Ah, yes. The goddamn television. Flickering, screaming, spewing out bile like a coked-up demon in a polyester suit. And here I am, barely holding onto reality, half a bottle of Wild Turkey down, nostrils raw and burning like the devil’s own furnace.
The screen flickers. Two women. Talking heads on the news. Sanctuary cities. Oversight committees. Felony convictions. Christ, what a farce. One of them is howling about hypocrisy, gesturing wildly like a Roman senator mid-orgy, and the other is nodding along, eager to sink her teeth into whatever raw, bloody piece of political theater is dangling in front of her.
“Have any of you been made aware of an immigrant with 34 felony convictions still roaming around?”
Thirty-four felonies? Jesus Christ. Who keeps track of that? You get past four, five at the most, and you’re either in prison or running for Congress. But here they are, parading around numbers like some kind of grim carnival game—step right up, count the convictions, win a free outrage session!
And then she drops the hammer—a 34-time convicted felon lives in the goddamn Oval Office! Now that’s a line. That’s the kind of bullet you put in the chamber and spin for dramatic effect. The kind of thing you scrawl on a bar napkin and cackle over before setting it on fire. But the truth is, nobody cares. The game is rigged, the rules were thrown out years ago, and we’re all just spectators watching a dumpster burn.

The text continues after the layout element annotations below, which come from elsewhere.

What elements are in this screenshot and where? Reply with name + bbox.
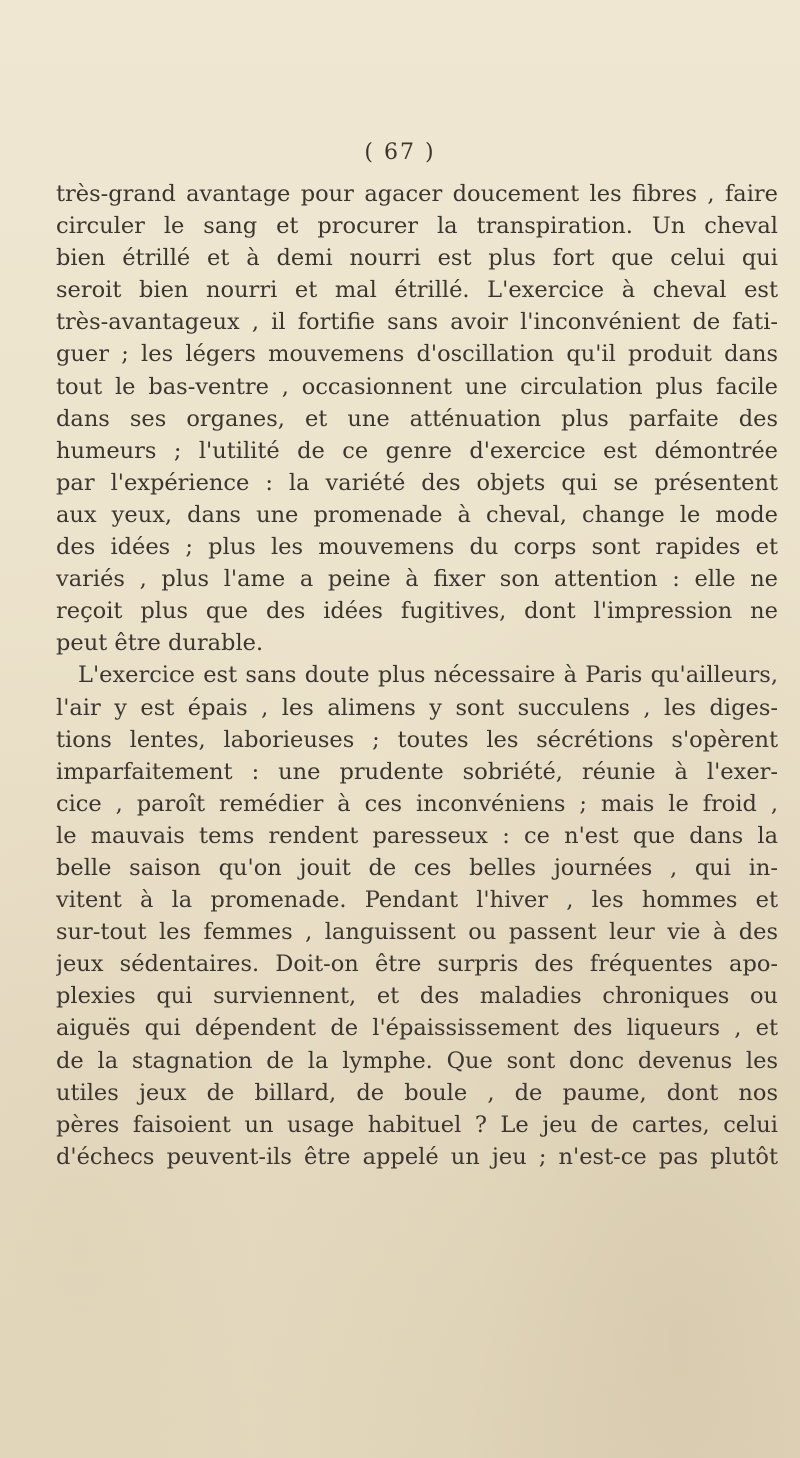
text-line: tions lentes, laborieuses ; toutes les sécrétions s'opèrent xyxy=(56,726,778,753)
text-line: reçoit plus que des idées fugitives, dont l'impression ne xyxy=(56,598,778,625)
text-line: seroit bien nourri et mal étrillé. L'exercice à cheval est xyxy=(56,277,778,304)
text-line: jeux sédentaires. Doit-on être surpris des fréquentes apo- xyxy=(56,951,778,978)
text-line: aux yeux, dans une promenade à cheval, change le mode xyxy=(56,501,778,528)
body-text xyxy=(56,178,778,1173)
text-line: sur-tout les femmes , languissent ou passent leur vie à des xyxy=(56,919,778,946)
page-number: ( 67 ) xyxy=(364,140,436,165)
text-line: très-avantageux , il fortifie sans avoir l'inconvénient de fati- xyxy=(56,309,778,336)
paragraph-end-line: peut être durable. xyxy=(56,630,264,657)
text-line: le mauvais tems rendent paresseux : ce n'est que dans la xyxy=(56,822,778,849)
text-line: très-grand avantage pour agacer doucement les fibres , faire xyxy=(56,181,778,207)
text-line: d'échecs peuvent-ils être appelé un jeu ; n'est-ce pas plutôt xyxy=(56,1143,778,1170)
text-line: aiguës qui dépendent de l'épaississement des liqueurs , et xyxy=(56,1015,778,1042)
text-line: tout le bas-ventre , occasionnent une circulation plus facile xyxy=(56,373,778,400)
text-line: utiles jeux de billard, de boule , de paume, dont nos xyxy=(56,1079,778,1106)
text-line: par l'expérience : la variété des objets qui se présentent xyxy=(56,469,778,496)
paragraph-start-line: L'exercice est sans doute plus nécessaire à Paris qu'ailleurs, xyxy=(78,662,778,689)
text-line: plexies qui surviennent, et des maladies chroniques ou xyxy=(56,983,778,1010)
text-line: des idées ; plus les mouvemens du corps sont rapides et xyxy=(56,534,778,561)
text-line: variés , plus l'ame a peine à fixer son attention : elle ne xyxy=(56,566,778,593)
text-line: circuler le sang et procurer la transpiration. Un cheval xyxy=(56,213,778,240)
text-line: de la stagnation de la lymphe. Que sont donc devenus les xyxy=(56,1047,778,1074)
text-line: belle saison qu'on jouit de ces belles journées , qui in- xyxy=(56,854,778,881)
text-line: imparfaitement : une prudente sobriété, réunie à l'exer- xyxy=(56,758,778,785)
text-line: pères faisoient un usage habituel ? Le jeu de cartes, celui xyxy=(56,1111,778,1138)
text-line: vitent à la promenade. Pendant l'hiver , les hommes et xyxy=(56,887,778,914)
text-line: humeurs ; l'utilité de ce genre d'exercice est démontrée xyxy=(56,437,778,464)
text-line: l'air y est épais , les alimens y sont succulens , les diges- xyxy=(56,694,778,721)
text-line: cice , paroît remédier à ces inconvéniens ; mais le froid , xyxy=(56,790,778,817)
text-line: dans ses organes, et une atténuation plus parfaite des xyxy=(56,405,778,432)
text-line: guer ; les légers mouvemens d'oscillation qu'il produit dans xyxy=(56,341,778,368)
text-line: bien étrillé et à demi nourri est plus fort que celui qui xyxy=(56,245,778,272)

The other one, God help her, launches into some kind of Kafkaesque word salad about how entering the country illegally isn’t actually illegal. It’s not a crime, it’s crime, it’s not a crime. Jesus, the contradiction hangs in the air like a lead balloon, weighed down by all the white noise of modern political discourse.
“Google it,” she says, with the smug satisfaction of someone who just learned how to use a microwave.
And suddenly, I’m transported into the nightmare reality of 21st-century America, where facts are optional, outrage is currency, and a room full of overpaid clowns in tailored suits are screaming at each other about things they don’t even believe in. Nobody’s looking for answers. Nobody’s looking for truth. It’s all just a goddamn racket.
The screen flickers again. [Laughter.] Cold. Forced. Like hyenas on a carcass.
“Looks fine to me,” one of them cackles.
“Yeah, and you’re ugly.”
And there it is. The final, pathetic whimper of a conversation that never mattered in the first place. A playground insult wrapped in a cheap suit and delivered with the self-satisfaction of someone who thinks they just won a debate. Ugly.
Jesus Christ. We used to be a serious country. Now we’re just a screaming drunk at the end of the bar, spilling cheap whiskey on ourselves while the bartender quietly calls a cab.
I take another long pull from the bottle, wipe my nose, and turn off the television. I need a goddamn cigarette.